When it comes to remote research there are a lot of different methods and techniques covering the entire design process from start to finish. It’s super flexible and scalable and the level of depth you can achieve in a short space of time and effort can be significant. The depth compromise here is not being in the same room as your participants. For example if you’re running a remote card sort with OptimalSort, you won’t get to hear a conversation about why certain cards were placed where they were, however you will gather a decent amount of solid quantitative data quickly and most of the analysis work is done for you saving even more time. You can also fill in any qualitative research gaps by including pre and post study questions and you could also use your findings to help prove the need for resources to conduct face to face research to complement your remote study.

Live A/B testing

Also called split testing, live A/B testing on a website or app is a quick way to test out a new feature or an idea for a new feature. Much like with remote research, you won’t get to ask why your research participants did what they did, but you will obtain quantitative evidence of what they did in real time while attempting to complete a real task. It’s a quick and dirt cheap way to find out what does and doesn’t work. You could always ask your website visitors to complete a quick exit survey when they leave your website or app or you could consider positioning a quick poll that appears in the moment that they’re completing the task e.g., during checkout. You can test anything from a whole page to the language used in a Call to Action (CTA), and while the results are largely quantitative, you’ll always learn something new that you can use to inform your next iterative design decision.

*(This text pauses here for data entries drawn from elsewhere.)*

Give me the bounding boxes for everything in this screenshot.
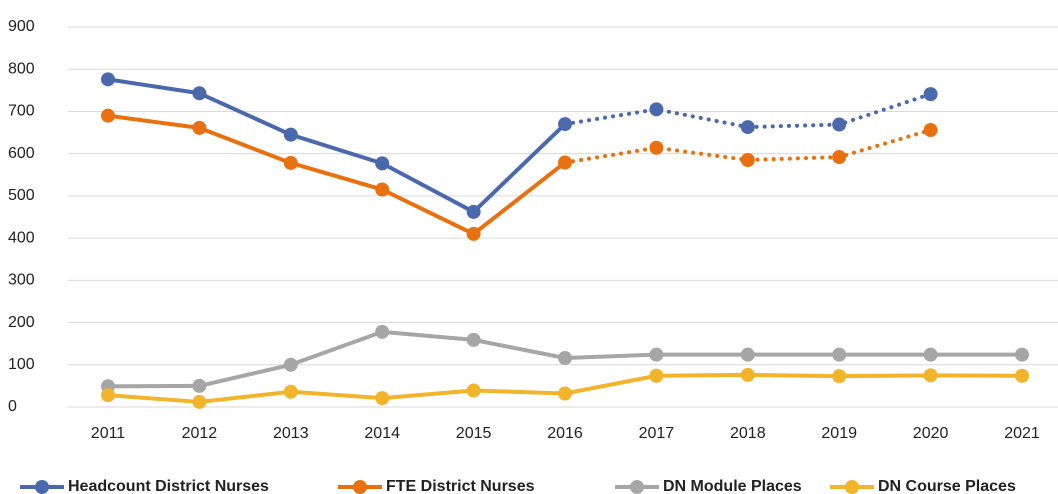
marker <box>375 391 390 406</box>
marker <box>832 369 847 384</box>
marker <box>192 86 207 101</box>
marker <box>649 140 664 155</box>
y-tick-label: 800 <box>8 60 35 77</box>
marker <box>832 117 847 132</box>
marker <box>923 347 938 362</box>
y-tick-label: 300 <box>8 272 35 289</box>
line <box>107 77 567 214</box>
legend-marker <box>353 480 367 494</box>
y-tick-label: 600 <box>8 145 35 162</box>
y-tick-label: 700 <box>8 103 35 120</box>
marker <box>649 368 664 383</box>
x-tick-label: 2013 <box>273 425 309 442</box>
marker <box>923 87 938 102</box>
y-tick-label: 0 <box>8 398 17 415</box>
marker <box>283 127 298 142</box>
marker <box>923 123 938 138</box>
x-tick-label: 2011 <box>91 425 126 442</box>
marker <box>558 117 572 132</box>
x-tick-label: 2016 <box>547 425 583 442</box>
y-tick-label: 500 <box>8 187 35 204</box>
legend-label: Headcount District Nurses <box>68 478 269 494</box>
marker <box>375 182 390 197</box>
x-tick-label: 2012 <box>182 425 218 442</box>
y-tick-label: 400 <box>8 229 35 246</box>
marker <box>740 120 755 135</box>
marker <box>740 153 755 167</box>
x-tick-label: 2021 <box>1004 425 1040 442</box>
marker <box>283 357 298 372</box>
legend-marker <box>35 480 49 494</box>
marker <box>558 386 572 401</box>
marker <box>832 347 847 362</box>
legend-marker <box>845 480 859 494</box>
marker <box>1015 347 1029 362</box>
legend-label: DN Course Places <box>878 478 1016 494</box>
marker <box>101 108 115 123</box>
marker <box>740 367 755 382</box>
marker <box>192 378 207 393</box>
marker <box>375 156 390 171</box>
legend-label: FTE District Nurses <box>386 478 535 494</box>
x-tick-label: 2018 <box>730 425 766 442</box>
marker <box>558 155 572 170</box>
legend-label: DN Module Places <box>663 478 802 494</box>
legend: Headcount District Nurses FTE District Nu… <box>20 478 1016 494</box>
marker <box>558 351 572 366</box>
x-tick-label: 2020 <box>913 425 949 442</box>
x-tick-label: 2014 <box>364 425 400 442</box>
marker <box>283 155 298 170</box>
marker <box>649 102 664 117</box>
marker <box>923 368 938 383</box>
marker <box>283 384 298 399</box>
marker <box>466 226 481 241</box>
marker <box>466 383 481 398</box>
marker <box>192 394 207 409</box>
legend-marker <box>630 480 644 494</box>
x-tick-label: 2015 <box>456 425 492 442</box>
marker <box>192 120 207 135</box>
marker <box>466 332 481 347</box>
line <box>107 113 567 236</box>
y-tick-label: 200 <box>8 314 35 331</box>
marker <box>832 150 847 165</box>
marker <box>649 347 664 362</box>
marker <box>375 324 390 339</box>
x-tick-label: 2017 <box>639 425 675 442</box>
marker <box>466 204 481 219</box>
marker <box>101 388 115 403</box>
y-tick-label: 900 <box>8 18 35 35</box>
marker <box>1015 368 1029 383</box>
y-tick-label: 100 <box>8 356 35 373</box>
x-tick-label: 2019 <box>821 425 857 442</box>
marker <box>740 347 755 362</box>
marker <box>101 72 115 87</box>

How to constructively push back

When approaching push back conversations it can be helpful to try to understand where these requests or constraints are coming from and why. Why are you being told to just run a focus group? Why isn’t there any funding for participant recruitment or a reasonable amount of time for you to complete the research? Why has it been suggested that you skip talking to actual users or customers? And so on. Talk to your stakeholders. Consider framing it as you trying to understand their needs and goals better so that you can help them achieve them – after all, that is exactly what you’re trying to do.

Talk to your team and colleagues as well. If you can find out what is driving the need for the research depth compromise, you might just be able to meet any constraints halfway. For example, maybe you could pitch the option of running a mixed methods research approach to bridge any resourcing gaps. You might run a survey and 5 x 20 minute user interviews over the phone or a video call if you’re short on time for example. It’s also possible that there might be a knowledge gap or a misunderstanding around how long research takes and how much it costs. A little education can go a very long way in convincing others of the importance of UX research. Take your stakeholders along for the journey and do research together where possible. Build those relationships and increased UX maturity may follow.

Pushing back might feel intimidating or impossible, but it’s something that every UX researcher has had to do in their career. User and research advocacy is a big part of the job. Have confidence in your abilities and view these conversations as an opportunity to grow. It can take some practice to get it right, but we have a responsibility to our users, customers, team, stakeholders and clients to do everything we can to ensure that design decisions are supported by solid evidence. They’re counting on us to gather and provide the insights that deliver amazing experiences and it’s not unreasonable to have a conversation about how we can all work better together to achieve awesome things. It’s not about ensuring your research follows a pitch perfect plan. Compromise and pragmatism are completely normal parts of the process and these conversations are all about finding the right way to do that for your project.